Jan Prins over TMA in de Innoshow

Jan Prins over TMA in de Innoshow

“Rebels, verrassend, spetterend en informeel.”

De Innoshow is een tweewekelijkse podcast over innovatieve bedrijven, producten, diensten en businessmodellen. Vernieuwing is belangrijk want daarmee maak je het verschil tussen de leiders en volgers van morgen. Met steeds een andere gast van een startup of scale-up. 

 

Oprichter en managing partner van PRiMAN Jan Prins was onlangs te gast. En natuurlijk ging hij ook uitgebreid in op vragen waar TMA voor staat, de wetenschappelijk basis die eronder ligt en wat het doel en de werkwijze is. Ook de toepassingen en kosten kwamen aan de orde.

“Dit is echt wel een ander level”

 

Bekijk het onderdeel van de Innoshow waarin Jan ingaat op TMA.  (of klik op het plaatje).
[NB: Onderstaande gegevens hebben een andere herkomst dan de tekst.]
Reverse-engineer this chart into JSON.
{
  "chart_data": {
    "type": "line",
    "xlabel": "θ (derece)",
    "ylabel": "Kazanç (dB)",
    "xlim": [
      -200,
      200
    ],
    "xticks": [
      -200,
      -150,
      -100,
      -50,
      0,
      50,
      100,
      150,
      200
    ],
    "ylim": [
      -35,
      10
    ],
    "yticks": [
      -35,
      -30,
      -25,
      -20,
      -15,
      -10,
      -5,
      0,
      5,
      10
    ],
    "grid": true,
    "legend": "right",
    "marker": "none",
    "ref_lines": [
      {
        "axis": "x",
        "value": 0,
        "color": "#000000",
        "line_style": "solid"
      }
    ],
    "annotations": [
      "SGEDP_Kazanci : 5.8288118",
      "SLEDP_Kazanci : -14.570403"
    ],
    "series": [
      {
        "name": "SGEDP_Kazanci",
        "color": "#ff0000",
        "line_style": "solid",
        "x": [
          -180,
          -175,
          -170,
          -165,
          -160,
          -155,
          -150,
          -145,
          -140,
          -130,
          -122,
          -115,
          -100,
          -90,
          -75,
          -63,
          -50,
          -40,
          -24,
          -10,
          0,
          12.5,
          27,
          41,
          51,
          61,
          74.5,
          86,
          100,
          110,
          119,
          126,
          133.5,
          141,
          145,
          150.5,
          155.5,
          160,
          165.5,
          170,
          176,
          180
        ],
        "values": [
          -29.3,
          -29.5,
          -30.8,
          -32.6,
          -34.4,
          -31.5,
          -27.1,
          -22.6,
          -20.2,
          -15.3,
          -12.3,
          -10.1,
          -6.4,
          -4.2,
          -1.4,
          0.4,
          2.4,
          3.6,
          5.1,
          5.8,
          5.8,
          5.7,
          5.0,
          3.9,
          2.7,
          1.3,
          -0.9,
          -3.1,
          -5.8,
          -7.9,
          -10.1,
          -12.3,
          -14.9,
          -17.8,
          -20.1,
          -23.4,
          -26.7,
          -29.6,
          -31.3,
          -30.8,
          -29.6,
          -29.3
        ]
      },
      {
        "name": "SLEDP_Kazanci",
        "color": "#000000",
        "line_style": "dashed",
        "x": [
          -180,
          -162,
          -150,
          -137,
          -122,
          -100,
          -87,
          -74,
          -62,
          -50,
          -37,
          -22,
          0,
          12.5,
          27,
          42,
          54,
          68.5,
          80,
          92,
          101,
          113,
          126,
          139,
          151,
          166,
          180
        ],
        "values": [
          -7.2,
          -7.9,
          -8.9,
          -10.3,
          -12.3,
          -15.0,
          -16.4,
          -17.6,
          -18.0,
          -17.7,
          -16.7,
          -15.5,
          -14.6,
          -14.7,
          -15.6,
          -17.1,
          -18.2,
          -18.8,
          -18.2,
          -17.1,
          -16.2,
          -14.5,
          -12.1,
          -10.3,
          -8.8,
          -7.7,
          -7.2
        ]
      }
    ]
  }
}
Hieronder een stukje letterlijke transcipt waarin Jan ingaat op de wetenschappelijke onderbouwing Maslow versus Murray. 

“Wij zijn eigenlijk in staat om jouw mentale DNA vast te stellen. Dat doen we met een vragenlijst, een gestructureerde vragenlijst. Dus met die vragenlijst heb je dilemma’s, een hoop dilemma’s, daar moet je doorheen. En dan aan het eind, dan hebben wij op 22 drijfveren, hebben wij een score. Ja. En die 22 drijfveren tezamen, dat zeggen wij dat is eigenlijk jouw mentale DNA. Dus dat brengt eigenlijk alle aspecten van jouw persoonlijkheid in kaart. Ja. Misschien om het een beetje duidelijk te maken, je kent ongetwijfeld de piramide van Maslow. Ja. Nou, Maslow zegt er is een hiërarchie. Ja. Dus je wil eerst… Dus de veiligheid, eten en drinken. En als je dan op niveau 5 bent, dan… Nou, hier is een podcast ofzo, of je gaat een boek schrijven. Dat is een moment van zelfexpressie. Maar Maslow zegt er eigenlijk, je moet alle ondergaande stappen moet je hebben doorlopen. Nou, wij zijn gefundeerd op de theorie van Henry Murray, een tijdgenoot van Maslow, een Harvard professor. Jaren 30, van de vorige eeuw. En die had dus eigenlijk als concept, dat hij zei… Every man has needs, but the level of needs tends to be different for everyone. Dus hij zei, er is een universele set aan behoeften. Ja. Maar de mate waarin jij behoefte hebt aan die dingen, dat is wat jou onderscheidt van mij. Ja. En bij hem zit er dus geen hiërarchie in. En hij zei ook, ik kan die behoeften onafhankelijk van elkaar meten. Met een vragenlijst. Bijvoorbeeld voor Maslow is geen vragenlijst. Nee. Dat is ook helemaal niet… Dat is nooit wetenschappelijk gefundeerd. Klinkt goed. Het is een mooi model. Het is een mooi model. Je zou zelfs, als je er een beetje van een afstandje naar kijkt, door je oogharen, zou je kunnen denken… Als je nu naar de jeugd kijkt, de jongeren van nu, dan kun je je afvragen of die piramide niet ondersteboven staat. Het eerste wat ze willen is de zelfexpressie. Ze zijn het eerst met die telefoon bezig. Ze vergeten te eten, als ze aan het gamer zijn.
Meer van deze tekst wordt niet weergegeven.